Advertisements for on-device AI, so far, pitch smaller-scale productivity or creative applications—such as a new emoji generator for Apple.
“You can put a large language model on the device, but at a certain point, you’re going to be constrained about what exactly you can do on-device,” said Frank Dickson, group vice president for market intelligence firm IDC’s security & trust research practice. “So I can code pictures or I can understand language, but I can’t put the internet on the device.”
Tech providers themselves may already be accounting for the limitations of locally-run models. Apple, for example, has added the option to tap into a privately owned cloud server for more complex requests, an Apple spokesperson told Bloomberg Law. However, the tech giant couldn’t yet give practical examples of what those requests might look like.

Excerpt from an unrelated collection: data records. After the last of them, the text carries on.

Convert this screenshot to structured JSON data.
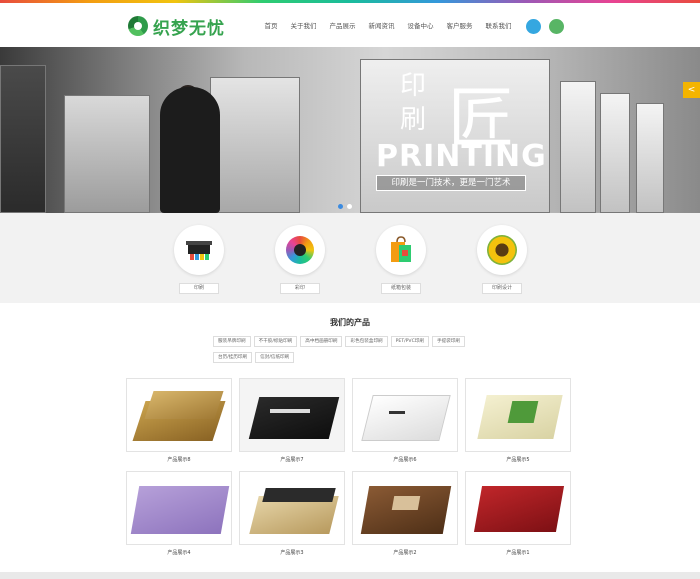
{
  "header": {
    "logo_text": "织梦无忧",
    "nav": [
      "首页",
      "关于我们",
      "产品展示",
      "新闻资讯",
      "设备中心",
      "客户服务",
      "联系我们"
    ]
  },
  "hero": {
    "cn_small_1": "印",
    "cn_small_2": "刷",
    "cn_big": "匠",
    "printing": "PRINTING",
    "slogan": "印刷是一门技术，更是一门艺术",
    "side_tab": "<"
  },
  "services": [
    {
      "label": "印刷",
      "icon": "printer-icon"
    },
    {
      "label": "彩印",
      "icon": "color-wheel-icon"
    },
    {
      "label": "纸箱包装",
      "icon": "bag-icon"
    },
    {
      "label": "印刷设计",
      "icon": "sunflower-icon"
    }
  ],
  "products": {
    "title": "我们的产品",
    "tags": [
      "服装吊牌印刷",
      "不干胶/标贴印刷",
      "高中档画册印刷",
      "彩色包装盒印刷",
      "PET/PVC印刷",
      "手提袋印刷",
      "台历/挂历印刷",
      "信封/信纸印刷"
    ],
    "items": [
      {
        "name": "产品展示8"
      },
      {
        "name": "产品展示7"
      },
      {
        "name": "产品展示6"
      },
      {
        "name": "产品展示5"
      },
      {
        "name": "产品展示4"
      },
      {
        "name": "产品展示3"
      },
      {
        "name": "产品展示2"
      },
      {
        "name": "产品展示1"
      }
    ]
  },
  "colors": {
    "brand_green": "#36a34f",
    "accent_blue": "#35a7e0",
    "accent_yellow": "#f4b400"
  }
}
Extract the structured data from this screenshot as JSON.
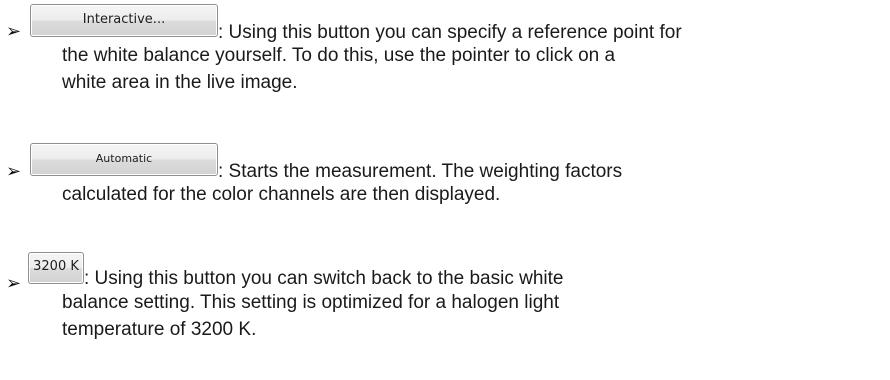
{
  "items": [
    {
      "button_label": "Interactive...",
      "lead": ": Using this button you can specify a reference point for",
      "lines": [
        "the white balance yourself. To do this, use the pointer to click on a",
        "white area in the live image."
      ]
    },
    {
      "button_label": "Automatic",
      "lead": ": Starts the measurement. The weighting factors",
      "lines": [
        "calculated for the color channels are then displayed."
      ]
    },
    {
      "button_label": "3200 K",
      "lead": ": Using this button you can switch back to the basic white",
      "lines": [
        "balance setting. This setting is optimized for a halogen light",
        "temperature of 3200 K."
      ]
    }
  ],
  "bullet_glyph": "➢"
}
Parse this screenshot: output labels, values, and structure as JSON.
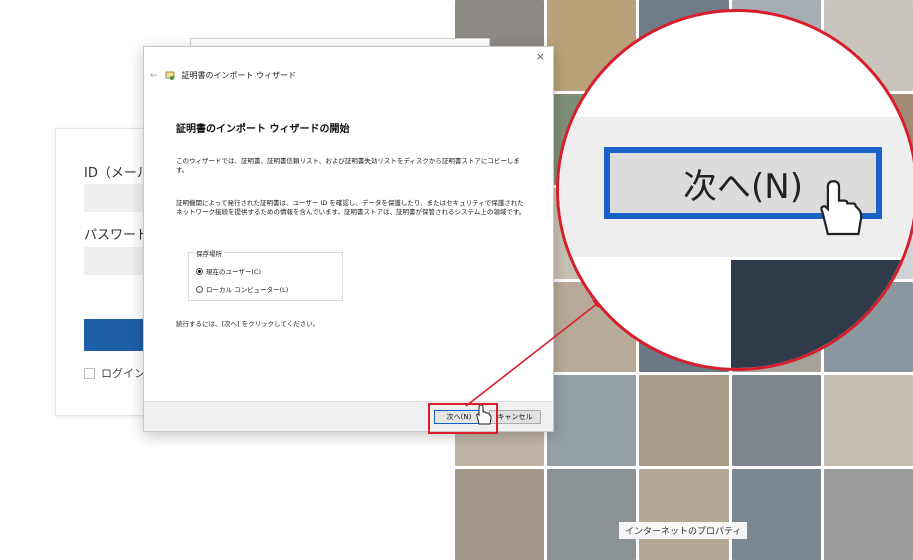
{
  "login": {
    "id_label": "ID（メールア",
    "password_label": "パスワード",
    "remember_label": "ログイン保"
  },
  "dialog": {
    "close_glyph": "×",
    "back_glyph": "←",
    "header_title": "証明書のインポート ウィザード",
    "title": "証明書のインポート ウィザードの開始",
    "paragraph1": "このウィザードでは、証明書、証明書信頼リスト、および証明書失効リストをディスクから証明書ストアにコピーします。",
    "paragraph2": "証明機関によって発行された証明書は、ユーザー ID を確認し、データを保護したり、またはセキュリティで保護されたネットワーク接続を提供するための情報を含んでいます。証明書ストアは、証明書が保管されるシステム上の領域です。",
    "store_legend": "保存場所",
    "options": [
      {
        "label": "現在のユーザー(C)",
        "selected": true
      },
      {
        "label": "ローカル コンピューター(L)",
        "selected": false
      }
    ],
    "footer_text": "続行するには、[次へ] をクリックしてください。",
    "next_label": "次へ(N)",
    "cancel_label": "キャンセル"
  },
  "magnifier": {
    "next_label": "次へ(N)"
  },
  "mosaic": {
    "caption": "インターネットのプロパティ"
  },
  "colors": {
    "highlight": "#d81e2a",
    "focus_border": "#1a62c9",
    "login_button": "#1f5fa8"
  }
}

Ultimately, widespread deployment of on-device AI, especially for larger-scale tasks, may still be far off and will be heavily dictated by advances and limitations in that hardware capability. Companies will make these decisions as they acquire a new generation of devices equipped with chips and AI tools, McCreary said.
Such a transition will represent a reversal of the years-long trend pushing more and more services—and data—into the cloud, sources said. Organizations adopting localized AI systems or using a hybrid approach mixing cloud-based and device-based processes will have to navigate the nuances created in their AI governance programs—including determining when and how data enters and leaves their systems.
“It’s going to require a change in perspective,” Urbelis said. “If a lot of the processing and manipulation of data is happening on-device, we have to make sure that we understand what’s happening under the hood.”